Invités à élire pour la première fois leurs députés, les Français de l'étranger ont dû composer avec les aléas d'un scrutin visiblement mal préparé et du fail à répétition. Outre des problèmes techniques récurrents, un autre facteur s'est invité : l'abstention. Au premier tour de ces législatives, le taux de participation n'a pas dépassé 20%.

Le 17 juin au soir, les Français de l’étranger connaîtront le nom de leurs premiers députés. Leur élection doit permettre une meilleure représentation de nos expatriés, éparpillés dans un monde divisé pour l’occasion en 11 circonscriptions. Au soir du premier tour (voir les résultats ci-dessous), qui s’est achevé le 2 juin, un chiffre a surtout retenu l’attention : celui de l’abstention. Boudées en France — la participation dépasse à peine les 57% — les législatives n’ont que très peu mobilisé à l’étranger, puisque seul un électeur sur cinq a voté.

Mo-ti-vé-e-s (#oupas)

Vue de France, cette proportion de votants semble particulièrement faible. Un constat à tempérer puisque les taux d’abstention chez les expatriés sont conséquents lors de tous les scrutins. A titre de comparaison, la présidentielle avait recueilli environ 40% des électeurs, contre 80% dans l’Hexagone. Pour expliquer ce manque d’engouement, plusieurs raisons peuvent être avancées. Tout d’abord, la distance des bureaux de vote : certains Français résident parfois à plusieurs centaines de kilomètres de l’ambassade ou du consulat le plus proche. Après 10 ou 20 ans éloignés de leur pays d’origine, des électeurs se sentent également moins concernés par les problématiques franco-françaises, et renoncent de fait à voter.

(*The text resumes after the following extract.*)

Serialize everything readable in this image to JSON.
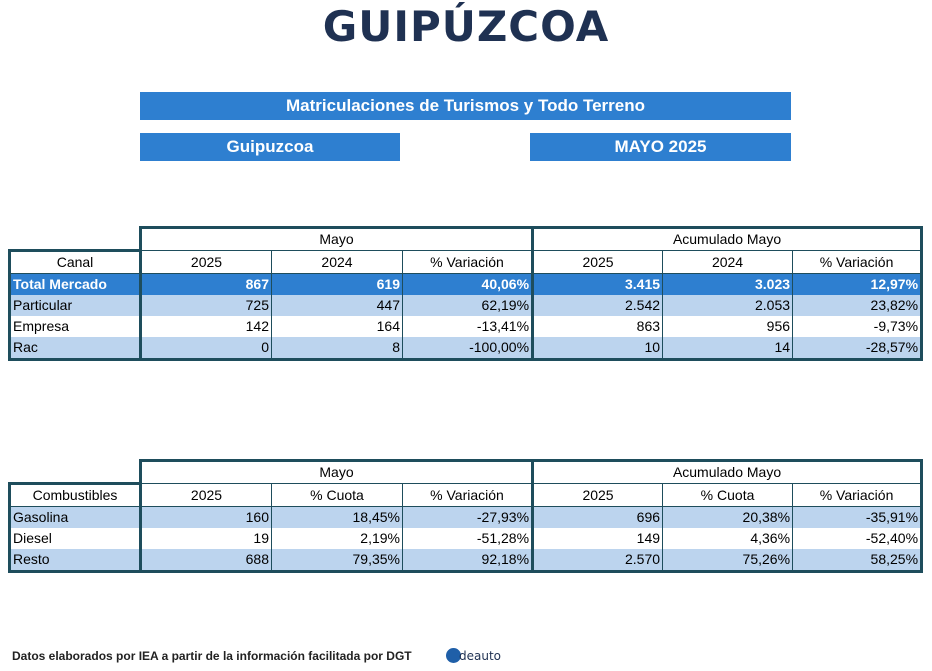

Ces difficultés logistiques ne suffisent à pas occulter les lacunes dans la communication qui a entouré ce scrutin. Pour tenter de mobiliser ce nouvel électorat, Nicolas Sarkozy a pourtant créé à l’été 2011 un secrétariat d’Etat aux Français de l’étranger, confié à l’ancien judoka David Douillet. Malgré cette initiative, les candidats regrettent le déficit d’information du ministère des Affaires étrangères. C’est le cas de Daphna Poznanski, la vice-présidente socialiste de l’Assemblée des Français de l’étranger. Avec 30,5% des voix, elle est arrivée en tête au premier tour dans la 8ème circonscription, qui regroupe notamment Israël, Chypre, la Turquie ou l’Italie.

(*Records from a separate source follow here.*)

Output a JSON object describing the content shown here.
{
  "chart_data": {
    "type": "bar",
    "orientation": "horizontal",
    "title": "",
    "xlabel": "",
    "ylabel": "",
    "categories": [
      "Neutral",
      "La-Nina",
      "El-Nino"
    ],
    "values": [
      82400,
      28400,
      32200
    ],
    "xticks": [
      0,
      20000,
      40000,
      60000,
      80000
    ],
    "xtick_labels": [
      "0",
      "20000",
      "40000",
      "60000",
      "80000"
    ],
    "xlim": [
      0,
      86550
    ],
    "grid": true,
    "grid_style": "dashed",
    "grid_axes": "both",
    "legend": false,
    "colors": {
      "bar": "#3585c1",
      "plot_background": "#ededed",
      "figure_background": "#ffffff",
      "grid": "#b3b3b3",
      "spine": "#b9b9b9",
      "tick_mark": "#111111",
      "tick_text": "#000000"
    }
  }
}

Au niveau de la communication, ça a été un ratage complet. De nombreux électeurs n’étaient pas au courant, ou n’ont pas bien compris l’enjeu de ce scrutin. C’est une première donc nous essuyons forcément les plâtres, mais il faut avouer que c’est difficile de s’adresser à autant de personnes sur un si grand territoire. Lorsque TV5, une chaîne très écoutée par les expatriés, a communiqué dans ses journaux les dates du scrutin sans préciser qu’à l’étranger il aurait lieu une semaine en avance, nous étions effondrés. Nous avons vu affluer des électeurs devant les bureaux le 10 juin, alors même que les votes étaient clos depuis une semaine !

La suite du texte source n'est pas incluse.